Throughout the fast-paced research and writing process, the team of students worked hand-in-hand with top civil rights attorneys and appellate litigators. The brief was written in cooperation with Cohen, Milstein Sellers & Toll in Washington, D.C., a firm that has successfully litigated landmark civil rights cases and currently represents more than 1.5 million women in a class action against Wal-Mart Stores, known as Dukes, et al. v. Wal-Mart Stores.
The brief was filed by several groups acting as amici curiae (friends of the court), that is nonparties to the case who have obtained permission to present their views to the Court. Collaborating organizations include the Lawyers’ Committee for Civil Rights Under Law, the Asian American Justice Center, the Mexican American Legal Defense and Education Fund, the National Partnership for Women & Families, and the National Women’s Law Center.

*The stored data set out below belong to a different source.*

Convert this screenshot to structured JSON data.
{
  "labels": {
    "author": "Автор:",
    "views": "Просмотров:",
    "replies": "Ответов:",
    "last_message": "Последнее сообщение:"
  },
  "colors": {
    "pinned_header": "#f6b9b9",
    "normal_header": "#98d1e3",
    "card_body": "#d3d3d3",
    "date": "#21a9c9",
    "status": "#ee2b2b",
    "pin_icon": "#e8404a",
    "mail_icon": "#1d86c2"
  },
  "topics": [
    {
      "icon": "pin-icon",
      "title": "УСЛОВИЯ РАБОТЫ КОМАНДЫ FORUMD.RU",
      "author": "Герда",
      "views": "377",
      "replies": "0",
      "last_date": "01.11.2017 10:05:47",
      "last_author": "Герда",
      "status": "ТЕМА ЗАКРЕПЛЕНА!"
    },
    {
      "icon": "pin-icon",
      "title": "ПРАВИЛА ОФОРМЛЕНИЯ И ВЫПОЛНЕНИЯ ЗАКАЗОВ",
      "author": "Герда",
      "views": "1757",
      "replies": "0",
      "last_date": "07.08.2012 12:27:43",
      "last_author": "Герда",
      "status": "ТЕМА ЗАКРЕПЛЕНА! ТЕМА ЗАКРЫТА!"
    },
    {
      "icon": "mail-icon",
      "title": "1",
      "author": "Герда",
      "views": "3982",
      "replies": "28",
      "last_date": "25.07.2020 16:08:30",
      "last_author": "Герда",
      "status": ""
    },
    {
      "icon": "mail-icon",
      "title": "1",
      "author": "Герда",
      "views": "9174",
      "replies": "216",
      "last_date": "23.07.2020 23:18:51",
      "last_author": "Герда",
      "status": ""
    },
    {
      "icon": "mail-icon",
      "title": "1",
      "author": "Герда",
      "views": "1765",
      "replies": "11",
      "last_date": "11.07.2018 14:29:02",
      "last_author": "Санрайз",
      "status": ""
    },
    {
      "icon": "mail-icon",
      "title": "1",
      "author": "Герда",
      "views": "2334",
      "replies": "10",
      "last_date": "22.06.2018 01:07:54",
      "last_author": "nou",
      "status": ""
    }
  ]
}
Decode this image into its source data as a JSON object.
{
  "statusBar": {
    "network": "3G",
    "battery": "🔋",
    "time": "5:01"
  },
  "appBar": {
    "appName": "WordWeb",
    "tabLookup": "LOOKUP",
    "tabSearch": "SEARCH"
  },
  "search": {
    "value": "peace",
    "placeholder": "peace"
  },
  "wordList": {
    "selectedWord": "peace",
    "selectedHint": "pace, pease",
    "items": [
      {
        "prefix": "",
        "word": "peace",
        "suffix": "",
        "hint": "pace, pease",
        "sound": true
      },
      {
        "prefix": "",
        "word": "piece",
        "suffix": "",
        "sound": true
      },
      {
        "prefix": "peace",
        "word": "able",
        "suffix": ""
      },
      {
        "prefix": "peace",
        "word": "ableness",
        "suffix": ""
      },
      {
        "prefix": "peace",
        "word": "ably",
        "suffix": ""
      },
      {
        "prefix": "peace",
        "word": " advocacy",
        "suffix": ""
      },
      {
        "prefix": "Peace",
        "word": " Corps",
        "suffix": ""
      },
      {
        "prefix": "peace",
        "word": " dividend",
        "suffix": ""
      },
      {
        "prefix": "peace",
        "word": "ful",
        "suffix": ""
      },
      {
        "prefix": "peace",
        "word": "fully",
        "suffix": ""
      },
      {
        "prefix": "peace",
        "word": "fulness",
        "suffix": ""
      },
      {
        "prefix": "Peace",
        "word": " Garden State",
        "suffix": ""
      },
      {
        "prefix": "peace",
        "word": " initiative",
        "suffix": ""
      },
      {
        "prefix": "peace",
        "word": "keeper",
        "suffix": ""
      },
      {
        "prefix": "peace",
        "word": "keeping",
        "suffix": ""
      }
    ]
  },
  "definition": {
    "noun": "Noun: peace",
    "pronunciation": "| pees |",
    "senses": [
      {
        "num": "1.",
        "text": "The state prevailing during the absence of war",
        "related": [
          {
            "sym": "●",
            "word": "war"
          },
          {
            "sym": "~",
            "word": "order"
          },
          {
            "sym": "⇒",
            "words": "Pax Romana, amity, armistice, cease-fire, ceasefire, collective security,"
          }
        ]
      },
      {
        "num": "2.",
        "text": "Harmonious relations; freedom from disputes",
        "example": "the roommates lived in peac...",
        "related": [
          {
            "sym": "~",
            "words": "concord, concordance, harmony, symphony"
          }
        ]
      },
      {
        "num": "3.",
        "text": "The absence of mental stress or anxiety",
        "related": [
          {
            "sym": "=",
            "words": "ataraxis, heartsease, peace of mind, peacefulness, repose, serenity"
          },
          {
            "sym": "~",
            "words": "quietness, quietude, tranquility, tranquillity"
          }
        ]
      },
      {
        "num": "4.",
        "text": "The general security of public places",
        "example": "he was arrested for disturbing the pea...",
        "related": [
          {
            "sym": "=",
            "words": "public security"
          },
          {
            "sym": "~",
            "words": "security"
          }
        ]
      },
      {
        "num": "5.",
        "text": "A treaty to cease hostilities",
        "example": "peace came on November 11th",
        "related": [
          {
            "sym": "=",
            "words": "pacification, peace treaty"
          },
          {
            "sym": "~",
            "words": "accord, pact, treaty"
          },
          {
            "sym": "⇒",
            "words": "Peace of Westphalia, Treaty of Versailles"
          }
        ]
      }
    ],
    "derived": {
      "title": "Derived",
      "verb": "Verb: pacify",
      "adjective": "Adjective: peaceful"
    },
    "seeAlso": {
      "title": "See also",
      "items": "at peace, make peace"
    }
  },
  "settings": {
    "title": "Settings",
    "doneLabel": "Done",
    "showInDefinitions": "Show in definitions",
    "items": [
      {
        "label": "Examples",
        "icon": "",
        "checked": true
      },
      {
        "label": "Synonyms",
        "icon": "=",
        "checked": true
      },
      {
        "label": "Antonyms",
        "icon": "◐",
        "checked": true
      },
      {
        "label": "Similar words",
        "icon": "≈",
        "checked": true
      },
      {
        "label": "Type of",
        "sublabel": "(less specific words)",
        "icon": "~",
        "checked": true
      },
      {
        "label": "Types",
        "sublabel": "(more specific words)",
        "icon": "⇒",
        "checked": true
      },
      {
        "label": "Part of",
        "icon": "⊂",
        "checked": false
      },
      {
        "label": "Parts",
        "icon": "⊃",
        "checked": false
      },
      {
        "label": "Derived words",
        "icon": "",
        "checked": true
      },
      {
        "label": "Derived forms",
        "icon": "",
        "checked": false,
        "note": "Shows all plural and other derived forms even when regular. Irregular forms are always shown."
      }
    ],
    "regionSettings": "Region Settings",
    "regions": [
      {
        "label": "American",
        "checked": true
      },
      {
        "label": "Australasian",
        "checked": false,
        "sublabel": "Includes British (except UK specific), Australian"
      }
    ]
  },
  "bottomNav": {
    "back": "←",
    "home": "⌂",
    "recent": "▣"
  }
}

The clinic students earned high praise from attorney Christine Webber, partner at Cohen, Milstein Sellers & Toll. “I just wanted to say how very much better the clinic has made the brief and this experience,” Webber wrote in an e-mail to Foreman. “With the time constraints, we never would have been able to do so much without the clinic's work.”
Students dove into the project knowing that time was of the essence.
“In our first meeting, Professor Foreman asked if we wanted to work on this amicus brief, knowing it would be a frenetic start to the clinic. We all agreed,” said Penn State law student Brian Bevan ’09. The clinic students started work on January 9 and submitted the final copy on February 2 — less than four weeks later.
Bevan relishes the sense of accomplishment after the project. He said, “I take great pride knowing something I helped craft will be read by the Supreme Court. To me, it makes me feel I played some small role in bringing about important legal changes, if in fact the decision goes the way we want it to.”
Other Civil Rights Appellate Clinic students who participated in writing and researching the brief are: Michael Berkheimer ’09, Terrence Burke ’09, Edalia George ’09, Andrew Schnitzel ’10, and Bret Shaffer ’10.
The question before the Court in Gross v. FBL Financial Services is whether a plaintiff in an Age Discrimination in Employment Act (ADEA) of 1967 claim must provide direct evidence that age was a motivating factor in an employer’s adverse actions before the plaintiff obtains the benefit of a “mixed motive” jury instruction at trial. Foreman explained that in the context of age discrimination, a "mixed motive" instruction directs a jury to find in favor of a plaintiff if the jury determines that age was “a motivating factor” in an employer's employment decision, even if the other considerations were proper.
At the trial court level in this case, the plaintiff received the benefit of a “mixed-motive” jury instruction without presenting direct evidence that age was one of several factors in the employer’s actions against him. The Eighth Circuit held that direct evidence was required for such a jury instruction and remanded the case for a new trial, and the Supreme Court granted certiorari on December 5, 2008.
Foreman, who is listed as counsel of record on the brief, emphasizes that the reliance on direct evidence is misplaced. “Plaintiffs in ADEA cases should be allowed to prove their cases like everybody else,” he said.
The clinic brief argues that direct evidence of a discriminatory motive is not required from a plaintiff in Title VII cases and that it should not be required of a plaintiff in an ADEA claim.
Providing intensive training in appellate advocacy, the Civil Rights Appellate Clinic is the newest clinic at Penn State Law. Working in small groups on one case, students provide research, draft briefs, and assist in development of substantive legal positions and appellate strategy.